手のひらのイリュージョン(ミステリ小説第6話 敏腕記者)
そう。もう20年前になる。時間の経つのは早い。それでも綿引は、昨日のエピソードのように、その惨劇を覚えていた。
その時である。スマホが回想を打ち破った。電話の相手は、上司の夜船(よふね)警部だ。
「綿引、そっちはどんな具合だ?」
夜船は50歳になったばかりだ。白髪頭にタヌキ顔で、鋭い目つきの持ち主だった。警部補は事件の状況を、かいつまんで説明する。
すでに夜船警部には、何度か連絡を入れて捜査状況を報告していた。
「まるでミステリ小説みたいな怪事件というわけだな」
夜船は、どこかバカにした口調である。
「自分も信じられないんですが、そんな感じです。こんな話聞いた記憶も見た事もありません」
「先に伝えておくが、今回の件表向きは事故として発表するかもしれない。上からは、そういう話が来ている」
「しかし、事故とも断定できません」
憤慨して、綿引が詰め寄る。
「よく、考えろ。お前が今説明したような話をそのままマスメディアに公表して、奴らや世論が納得すると思うのか? 犯人が見つからないなら、とりあえずは事故で発表するしかないだろう」
夜船の口からこんな言葉が出てくるとは思わなかった。彼は上と喧嘩してでも、ホシをあげるタイプの男だ。

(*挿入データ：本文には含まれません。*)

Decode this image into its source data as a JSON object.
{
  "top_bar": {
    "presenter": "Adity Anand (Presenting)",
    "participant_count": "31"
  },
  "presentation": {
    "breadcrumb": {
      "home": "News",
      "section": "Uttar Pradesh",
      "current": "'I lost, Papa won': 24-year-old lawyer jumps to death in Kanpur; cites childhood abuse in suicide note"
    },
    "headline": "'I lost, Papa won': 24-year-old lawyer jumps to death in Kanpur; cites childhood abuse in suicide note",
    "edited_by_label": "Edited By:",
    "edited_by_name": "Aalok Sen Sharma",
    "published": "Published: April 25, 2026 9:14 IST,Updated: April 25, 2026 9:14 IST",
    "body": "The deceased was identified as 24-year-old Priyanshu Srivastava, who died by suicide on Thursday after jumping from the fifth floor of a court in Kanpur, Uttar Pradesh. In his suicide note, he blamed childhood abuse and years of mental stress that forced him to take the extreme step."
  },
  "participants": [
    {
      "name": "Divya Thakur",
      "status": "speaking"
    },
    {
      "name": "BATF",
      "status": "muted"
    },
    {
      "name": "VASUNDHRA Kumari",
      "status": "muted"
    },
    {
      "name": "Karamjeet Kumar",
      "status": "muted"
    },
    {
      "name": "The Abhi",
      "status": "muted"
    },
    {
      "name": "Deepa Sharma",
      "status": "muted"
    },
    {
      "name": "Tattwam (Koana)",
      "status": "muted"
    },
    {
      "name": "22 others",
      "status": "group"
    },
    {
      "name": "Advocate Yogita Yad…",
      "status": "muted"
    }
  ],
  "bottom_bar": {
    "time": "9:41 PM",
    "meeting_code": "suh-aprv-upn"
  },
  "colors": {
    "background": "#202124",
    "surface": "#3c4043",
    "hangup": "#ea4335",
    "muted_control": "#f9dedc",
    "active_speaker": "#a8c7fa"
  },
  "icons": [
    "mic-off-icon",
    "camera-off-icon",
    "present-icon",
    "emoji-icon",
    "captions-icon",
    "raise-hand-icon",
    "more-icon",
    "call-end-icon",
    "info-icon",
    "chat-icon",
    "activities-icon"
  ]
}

今回は一体どうしたのだろう? 今度のヤマは、よほど裏があるのだろうか?
本庁に戻った綿引が観た朝7時に放映されたテレビのニュースは、蓬莱虹羽の死を『事故死らしい』と報じていた。そこへ涼香が現れる。
「何かわかった?」
「ガイシャは星空の画像を写す事にはまっていたらしく、大量の夜空の画像がスマホやパソコンのハードディスクから見つかりました」
「変わった趣味の持ち主だね」
「奥さんや、周囲の方の証言によれば天体の姿を分析すれば、この世界の理に近づけると信じていたようです」
涼香が1枚の、A3サイズの紙を見せる。そこには星空に月が2つ写っていた。
「なんだいこりゃ?」
「ガイシャのデスクにありました」
「月が2つか。特殊な撮影の仕方をすれば、こんなふうになるんじゃなかったっけ?」
「私もそう考えて、奥さんや周囲の方に聞いたんですが、ガイシャはありのままの星空を撮るのにこだわっていて、そういう事をする人ではないそうです」
「しかし普通に撮ったんじゃ、こうはならんだろう」
その時である。綿引のスマホが鳴った。画面に登録された名前が表示される。週刊誌の記者だった。
「ご無沙汰してます。綿引さん」
ハスキーな若い女の声が、耳に響く。七沢音乃(ななさわ のの)。実年齢は知らないが、多分30歳前後だろう。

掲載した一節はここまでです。